The EU-Mercosur trade agreement is facing fierce opposition from European farmers, who argue that the deal threatens their livelihoods by allowing an influx of cheaper, potentially lower-quality agricultural products from South America, including Brazilian beef. Farmers fear such imports could undercut local prices and render their businesses unsustainable.
Protests against the deal erupted last week in France, where the country’s main agricultural union, FNSEA, announced on Tuesday that demonstrations would persist. Tractors from another union, Coordination Rurale, have already taken to the streets near the European Parliament in Strasbourg to voice their discontent.
France has led the charge against the deal, making it the most vocal critic among EU nations. Efforts by the country, Europe’s second-largest economy, to mobilize opposition on agricultural grounds appear to be gaining traction. On Tuesday, Poland joined the resistance, potentially delivering a significant political setback to European Commission President Ursula von der Leyen, who had hoped to cap off her first term by sealing this trade agreement—25 years in the making—before starting a second.

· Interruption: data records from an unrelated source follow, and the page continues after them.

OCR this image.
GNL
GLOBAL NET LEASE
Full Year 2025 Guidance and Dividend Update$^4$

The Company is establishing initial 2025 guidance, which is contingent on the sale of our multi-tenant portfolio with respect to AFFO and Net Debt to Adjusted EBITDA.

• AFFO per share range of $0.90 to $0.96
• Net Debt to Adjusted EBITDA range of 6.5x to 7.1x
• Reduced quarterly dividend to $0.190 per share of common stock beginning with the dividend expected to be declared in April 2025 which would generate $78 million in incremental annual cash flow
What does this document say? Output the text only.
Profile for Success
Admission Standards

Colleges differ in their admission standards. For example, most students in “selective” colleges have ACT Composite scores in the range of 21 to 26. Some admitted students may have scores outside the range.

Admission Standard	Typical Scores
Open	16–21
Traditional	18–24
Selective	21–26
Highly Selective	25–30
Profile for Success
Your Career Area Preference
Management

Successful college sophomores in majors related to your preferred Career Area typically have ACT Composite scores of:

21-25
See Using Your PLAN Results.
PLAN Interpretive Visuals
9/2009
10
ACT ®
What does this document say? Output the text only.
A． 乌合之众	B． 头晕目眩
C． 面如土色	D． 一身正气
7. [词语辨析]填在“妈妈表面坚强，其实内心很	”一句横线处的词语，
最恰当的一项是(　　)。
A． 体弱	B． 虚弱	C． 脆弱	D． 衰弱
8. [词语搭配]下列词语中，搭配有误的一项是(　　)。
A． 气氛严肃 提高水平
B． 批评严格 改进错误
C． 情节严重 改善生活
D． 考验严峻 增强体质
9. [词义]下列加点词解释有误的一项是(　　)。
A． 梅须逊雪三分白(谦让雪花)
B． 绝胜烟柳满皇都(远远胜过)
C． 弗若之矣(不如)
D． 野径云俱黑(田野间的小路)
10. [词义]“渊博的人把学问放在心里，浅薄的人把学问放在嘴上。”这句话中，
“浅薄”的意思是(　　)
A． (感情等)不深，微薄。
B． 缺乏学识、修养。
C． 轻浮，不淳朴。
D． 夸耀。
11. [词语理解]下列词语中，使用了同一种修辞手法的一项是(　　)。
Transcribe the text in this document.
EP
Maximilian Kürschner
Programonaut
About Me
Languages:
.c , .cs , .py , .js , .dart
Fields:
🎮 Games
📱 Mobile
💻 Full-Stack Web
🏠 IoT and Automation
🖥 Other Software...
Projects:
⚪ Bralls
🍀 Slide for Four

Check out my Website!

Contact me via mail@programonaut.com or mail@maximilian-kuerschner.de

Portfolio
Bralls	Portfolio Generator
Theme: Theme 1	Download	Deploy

Polish Prime Minister Donald Tusk declared his government’s rejection of the agreement’s agricultural provisions during a cabinet meeting on Tuesday. Echoing the rhetoric of French President Emmanuel Macron, who has fought hard to delay the deal, Tusk stated: “Poland will not accept the agreement with South American countries in its current form.”
Building Opposition
Despite France and Poland’s hardline stance, it remains uncertain if Paris can rally sufficient support to block the EU-Mercosur deal entirely.
Before Poland’s announcement, only Austria, France, and Ireland had openly opposed the trade pact. Even with Poland’s support, the resistance still falls short of the 35 percent qualified minority of the EU’s population needed to halt the agreement. For now, the fate of the accord hangs in the balance as the debate continues across Europe.